Dérives, délires et nécessaires déviations

Composer une trame (dé)cohérente, un ensemble lubrifiant et unifiant qui plonge les participant.es dans un demi-monde à la fois perturbant et fascinant, mystérieux et sensible, cryptique comme un film de David Lynch, magique comme du Lewis Caroll, telle était la mission de Diane Bonnot, comédienne et médiatrice, à la tête d’une équipe de médiation (Camille Radix et Elodie Richard) qui allait tisser les liens d’une narration globalisante tout en laissant libre cours aux fantaisies individuantes de chacun.es. Cet exercice de création de médiation (ou de médiation de création) participait à l’immersion des spectateur·trices-acteur·trices dans un rabbit hole de propositions déstabilisantes au sein duquel le public-artiste (in)volontaire s’enfonçait (parfois à son insu). L’environnement privilégié du Couvent Levat – élément à part entière de cette curation-création – était également mis à contribution et constituait un décor idéal pour les dérives, délires et nécessaires déviations proposées par l’équipe de médiation créative comme autant de sas de décompression.
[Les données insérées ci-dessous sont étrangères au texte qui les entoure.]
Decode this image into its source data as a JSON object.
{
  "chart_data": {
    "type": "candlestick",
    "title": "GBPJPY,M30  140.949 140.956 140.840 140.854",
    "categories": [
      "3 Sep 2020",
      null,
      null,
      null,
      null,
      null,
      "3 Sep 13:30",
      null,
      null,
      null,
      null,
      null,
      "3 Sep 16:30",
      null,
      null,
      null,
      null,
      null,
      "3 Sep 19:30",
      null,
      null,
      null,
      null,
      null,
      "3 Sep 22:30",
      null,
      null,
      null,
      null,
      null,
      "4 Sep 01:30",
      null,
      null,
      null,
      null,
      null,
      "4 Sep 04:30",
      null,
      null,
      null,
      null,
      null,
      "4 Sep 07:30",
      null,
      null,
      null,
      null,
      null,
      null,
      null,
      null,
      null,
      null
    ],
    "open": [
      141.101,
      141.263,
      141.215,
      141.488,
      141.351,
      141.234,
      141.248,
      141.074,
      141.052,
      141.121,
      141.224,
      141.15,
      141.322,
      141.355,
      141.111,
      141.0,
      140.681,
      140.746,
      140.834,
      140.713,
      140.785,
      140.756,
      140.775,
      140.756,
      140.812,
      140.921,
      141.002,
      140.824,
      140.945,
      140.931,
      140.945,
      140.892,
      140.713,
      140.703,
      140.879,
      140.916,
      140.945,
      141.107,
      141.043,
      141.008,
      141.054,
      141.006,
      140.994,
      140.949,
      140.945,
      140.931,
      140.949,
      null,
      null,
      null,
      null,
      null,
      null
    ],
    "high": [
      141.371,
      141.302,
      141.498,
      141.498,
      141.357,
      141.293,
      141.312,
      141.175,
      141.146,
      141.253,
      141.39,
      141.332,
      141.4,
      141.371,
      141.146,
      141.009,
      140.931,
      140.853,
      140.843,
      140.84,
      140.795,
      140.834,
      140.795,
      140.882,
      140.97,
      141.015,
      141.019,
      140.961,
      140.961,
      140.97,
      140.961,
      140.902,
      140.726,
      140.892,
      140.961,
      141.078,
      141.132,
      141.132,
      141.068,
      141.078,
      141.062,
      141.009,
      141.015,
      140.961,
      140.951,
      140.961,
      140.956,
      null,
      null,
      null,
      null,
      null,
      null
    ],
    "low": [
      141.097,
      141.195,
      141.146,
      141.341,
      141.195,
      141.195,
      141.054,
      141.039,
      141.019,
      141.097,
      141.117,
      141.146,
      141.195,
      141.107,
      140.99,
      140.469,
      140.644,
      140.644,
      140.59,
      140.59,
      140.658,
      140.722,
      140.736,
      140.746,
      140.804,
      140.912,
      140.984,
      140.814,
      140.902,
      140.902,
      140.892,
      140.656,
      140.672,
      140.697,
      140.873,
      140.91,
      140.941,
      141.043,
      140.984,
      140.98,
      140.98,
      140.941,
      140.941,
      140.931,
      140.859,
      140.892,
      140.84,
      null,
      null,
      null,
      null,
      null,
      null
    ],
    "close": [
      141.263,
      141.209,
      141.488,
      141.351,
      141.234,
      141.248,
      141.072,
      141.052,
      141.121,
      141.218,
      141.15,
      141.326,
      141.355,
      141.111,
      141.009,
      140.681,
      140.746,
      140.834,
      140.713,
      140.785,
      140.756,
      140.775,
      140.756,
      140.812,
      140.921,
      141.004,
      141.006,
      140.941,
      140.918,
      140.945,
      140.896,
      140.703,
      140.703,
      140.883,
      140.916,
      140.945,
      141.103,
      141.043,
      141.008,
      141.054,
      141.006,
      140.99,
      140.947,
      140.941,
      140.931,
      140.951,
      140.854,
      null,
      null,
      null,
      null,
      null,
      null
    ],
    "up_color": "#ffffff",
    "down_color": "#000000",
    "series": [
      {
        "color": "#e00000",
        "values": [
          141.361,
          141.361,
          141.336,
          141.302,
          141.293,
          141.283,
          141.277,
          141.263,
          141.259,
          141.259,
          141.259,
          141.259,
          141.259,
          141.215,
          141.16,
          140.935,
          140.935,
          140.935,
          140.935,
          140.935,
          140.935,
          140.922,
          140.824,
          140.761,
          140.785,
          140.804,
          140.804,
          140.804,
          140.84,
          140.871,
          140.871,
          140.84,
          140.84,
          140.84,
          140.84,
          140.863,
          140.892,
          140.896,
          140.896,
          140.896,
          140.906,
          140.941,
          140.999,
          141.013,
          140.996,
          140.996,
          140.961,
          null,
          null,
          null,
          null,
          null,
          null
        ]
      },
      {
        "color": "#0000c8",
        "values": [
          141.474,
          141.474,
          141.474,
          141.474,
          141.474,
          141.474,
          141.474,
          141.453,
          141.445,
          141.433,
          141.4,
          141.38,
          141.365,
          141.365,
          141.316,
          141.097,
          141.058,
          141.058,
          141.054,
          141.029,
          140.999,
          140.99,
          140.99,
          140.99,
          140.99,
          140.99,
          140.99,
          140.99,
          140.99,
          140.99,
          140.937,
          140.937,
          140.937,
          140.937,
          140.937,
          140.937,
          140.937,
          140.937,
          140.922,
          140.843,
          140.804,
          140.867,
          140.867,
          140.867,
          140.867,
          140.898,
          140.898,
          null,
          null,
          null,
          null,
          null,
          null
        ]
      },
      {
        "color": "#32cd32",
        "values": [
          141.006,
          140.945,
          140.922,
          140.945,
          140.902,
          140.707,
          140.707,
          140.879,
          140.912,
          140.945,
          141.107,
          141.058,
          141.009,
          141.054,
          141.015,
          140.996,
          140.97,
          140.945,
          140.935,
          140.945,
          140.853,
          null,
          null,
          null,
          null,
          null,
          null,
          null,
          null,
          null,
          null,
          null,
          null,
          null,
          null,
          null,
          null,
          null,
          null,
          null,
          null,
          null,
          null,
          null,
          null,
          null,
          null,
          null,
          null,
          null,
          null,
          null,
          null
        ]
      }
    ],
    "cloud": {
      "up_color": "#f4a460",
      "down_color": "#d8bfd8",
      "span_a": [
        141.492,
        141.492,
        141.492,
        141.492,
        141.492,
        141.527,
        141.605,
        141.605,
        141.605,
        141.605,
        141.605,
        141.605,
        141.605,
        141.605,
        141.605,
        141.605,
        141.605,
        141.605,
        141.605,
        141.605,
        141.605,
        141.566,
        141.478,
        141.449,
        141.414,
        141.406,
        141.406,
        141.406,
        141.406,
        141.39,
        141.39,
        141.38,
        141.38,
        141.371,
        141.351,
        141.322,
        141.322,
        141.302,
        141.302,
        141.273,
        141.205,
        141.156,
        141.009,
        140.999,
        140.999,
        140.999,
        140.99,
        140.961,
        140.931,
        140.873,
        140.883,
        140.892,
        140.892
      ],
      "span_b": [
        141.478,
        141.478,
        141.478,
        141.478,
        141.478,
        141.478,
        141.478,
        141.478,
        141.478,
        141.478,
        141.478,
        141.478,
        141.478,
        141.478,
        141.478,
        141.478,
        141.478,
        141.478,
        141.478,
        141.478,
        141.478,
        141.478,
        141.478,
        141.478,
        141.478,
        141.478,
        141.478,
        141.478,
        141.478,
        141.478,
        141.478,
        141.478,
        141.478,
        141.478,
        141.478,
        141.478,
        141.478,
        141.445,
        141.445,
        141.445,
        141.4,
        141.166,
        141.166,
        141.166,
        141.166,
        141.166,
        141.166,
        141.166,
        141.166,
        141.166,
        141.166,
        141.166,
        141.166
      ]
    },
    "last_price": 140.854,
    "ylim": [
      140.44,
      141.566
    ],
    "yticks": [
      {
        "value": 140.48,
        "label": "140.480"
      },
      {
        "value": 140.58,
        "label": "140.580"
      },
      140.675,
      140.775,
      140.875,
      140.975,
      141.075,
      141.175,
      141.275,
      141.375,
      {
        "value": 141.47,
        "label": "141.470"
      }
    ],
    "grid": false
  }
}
RÉALITÉ[S]² s’imposait ainsi comme une œuvre globalisante composée de modules immersifs fantaisistes et subversifs, liés par une narration subjective et participative dans laquelle toutes et tous – public comme artistes – étaient invité.es à s’investir. L’ensemble, forcément kaléidoscopique, s’avérait une expérience à part entière, un moment suspendu dans le temps et un exemple de création inclusive rarement proposée. C’est pourtant bel et bien là, dans ce repli marseillais, que se trouve la vraie création artistique, à base de sensible, de refus de la norme, de coopération, de transgression et d’ouverture. Un vrai art expérientiel, pour tout.es, qui ouvre de nouvelles portes de la perception.

1 : Au fil de sessions et des années : Marie Lienhard, Damien Sorrentino, Grégoire Lauvin, Clémence Doutre, Pascale Leblanc Lavigne, Matthieu Bertea, Jean-Marc Duchenne, Luce Moreau, Brane Project, Pina Wood, Hélios Mikhail, Frédéric Devaux, Fenshu, Hank !, Elena Biserna, Ewen Chardronnet, RYBN, Yann Minh, Jenny Abouav, Huimin Wu, Guangli Liu, Sabrina Calvo, Laurie Bellanca, Robert Kieffer, Diane … et son équipe.